和平搞得不好意思,說:“我看你起來沒有?昨天晚上老鼠沒有爬你床上吧?”
“咚”的一聲,從苗苗屋裡扔出來一團報紙裹著的東西。
和平走過去打開看看,是一個已經死了的大老鼠,大老鼠嘴角流著血。
“靠,這小妞敢抓老鼠。”和平說。
“怎了,你以後說話文明點,我不光會抓老鼠,還會抓流氓。”苗苗從屋裡出來說。
“佩服佩服,幼兒園的小姐姐真是勇敢,看來,以後我和夏宇沒有英雄救美的機會了。”
“就你們兩個?以後不一定會誰救誰?”
鄉裡幹部陸陸續續的來上班。我們幾個到食堂吃了點飯,和昨天晚上的飯菜一模一樣。吃了飯,我們來到派出所。老李也是剛起床,昨天晚上就他喝酒多,這時候還睡眼惺忪。
“李所長,你們的檔案室在哪裡?”老羅問道。
“哪裡會有檔案室,檔案都在我屋裡,昨天晚上回來我找了找,都在桌子上放著,你們看吧。我去吃點飯。”

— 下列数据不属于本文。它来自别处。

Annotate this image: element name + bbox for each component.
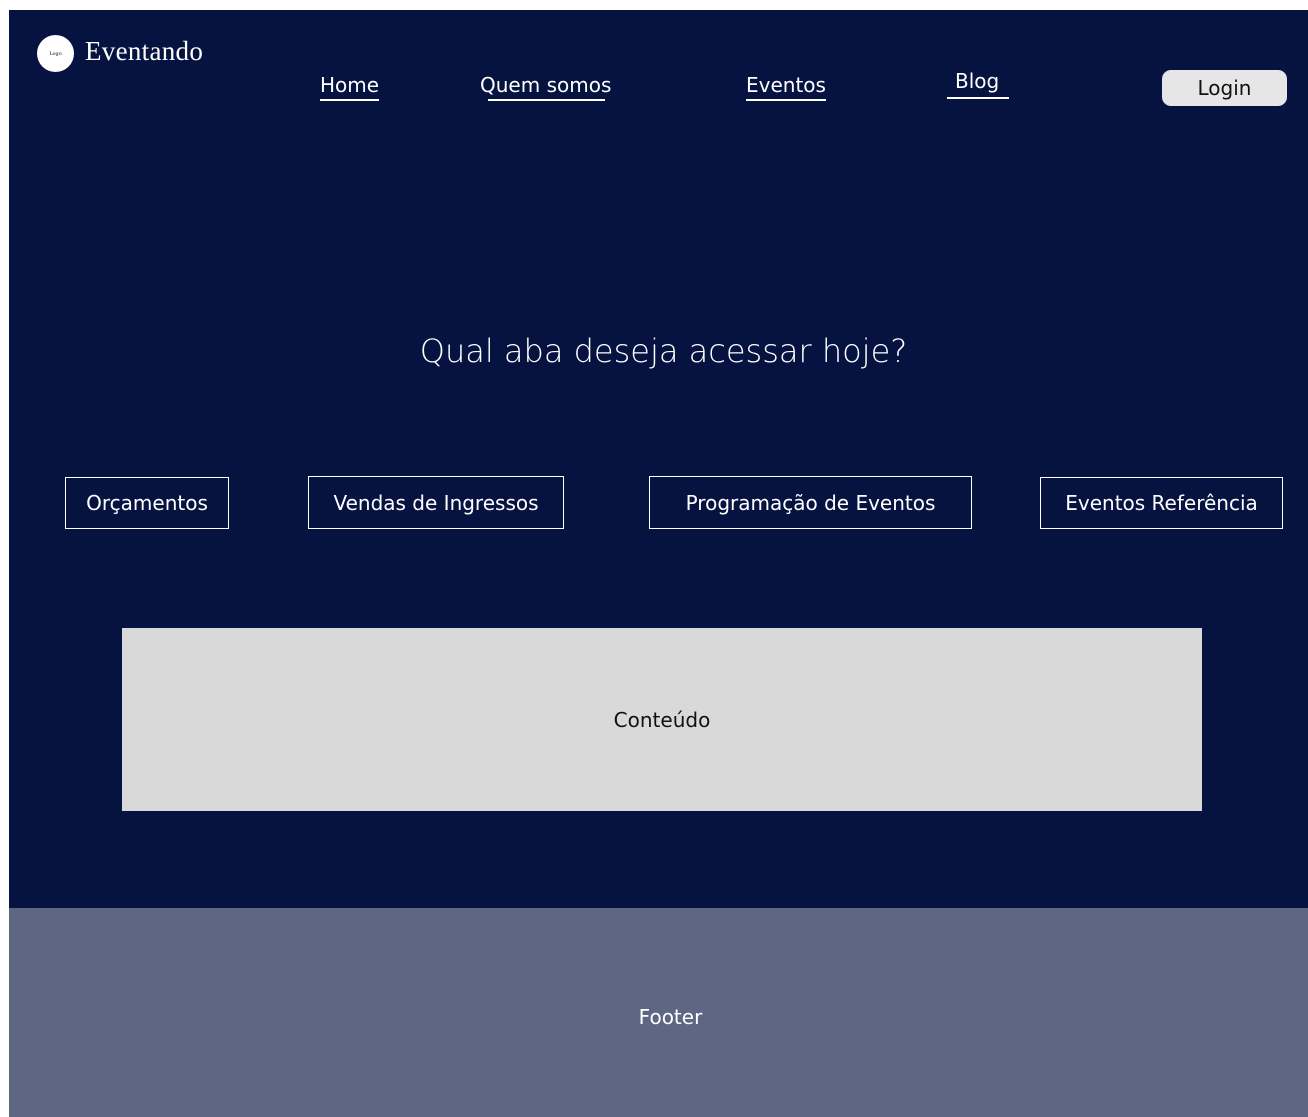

老李走了。我們幾個來到老李的屋裡,桌子上放著一摞牛皮紙的檔案袋。打開檔案袋,是一打一打的稿紙。仔細看了,原來是審問筆錄。
老羅的眉頭皺了起來。翻了翻筆錄,根本就沒法看。一個訊問筆錄不到兩頁。有的連被處罰人的基本情況都沒有。有的沒有被詢問人的簽字。有點筆錄上的作案經過就一句話。比如抓到一個偷雞賊。問:說一說作案經過、
答:黑了睡不著,去某某家的雞窩裡抓了三隻雞。
問:雞子呢?
答:吃了。
問:以後還敢不敢偷雞了?
答:不敢了。
罰款二百。
就這。
老羅歎了一口氣,說:“老李能在這裡呆十幾年,鄉裡能夠平平安安,也是難為他了。”
“鄉裡講究的是人治,離法制社會還遠呐!”和平接話說。
“你們三個把這些卷宗整理一下,重新的登記,把這些案件一一的梳理出來,案件性質,作案人員基本情況,處理結果,都一一的登記出來。”老羅說。
我們三個埋頭,不一會兒就把卷宗整理出來。一疊的卷宗,其實案情清楚的沒有幾個,幸虧這些都是治安案件。
“把你們整理出來的東西給我一一的念一遍。”老羅站在縣域的地圖前面說。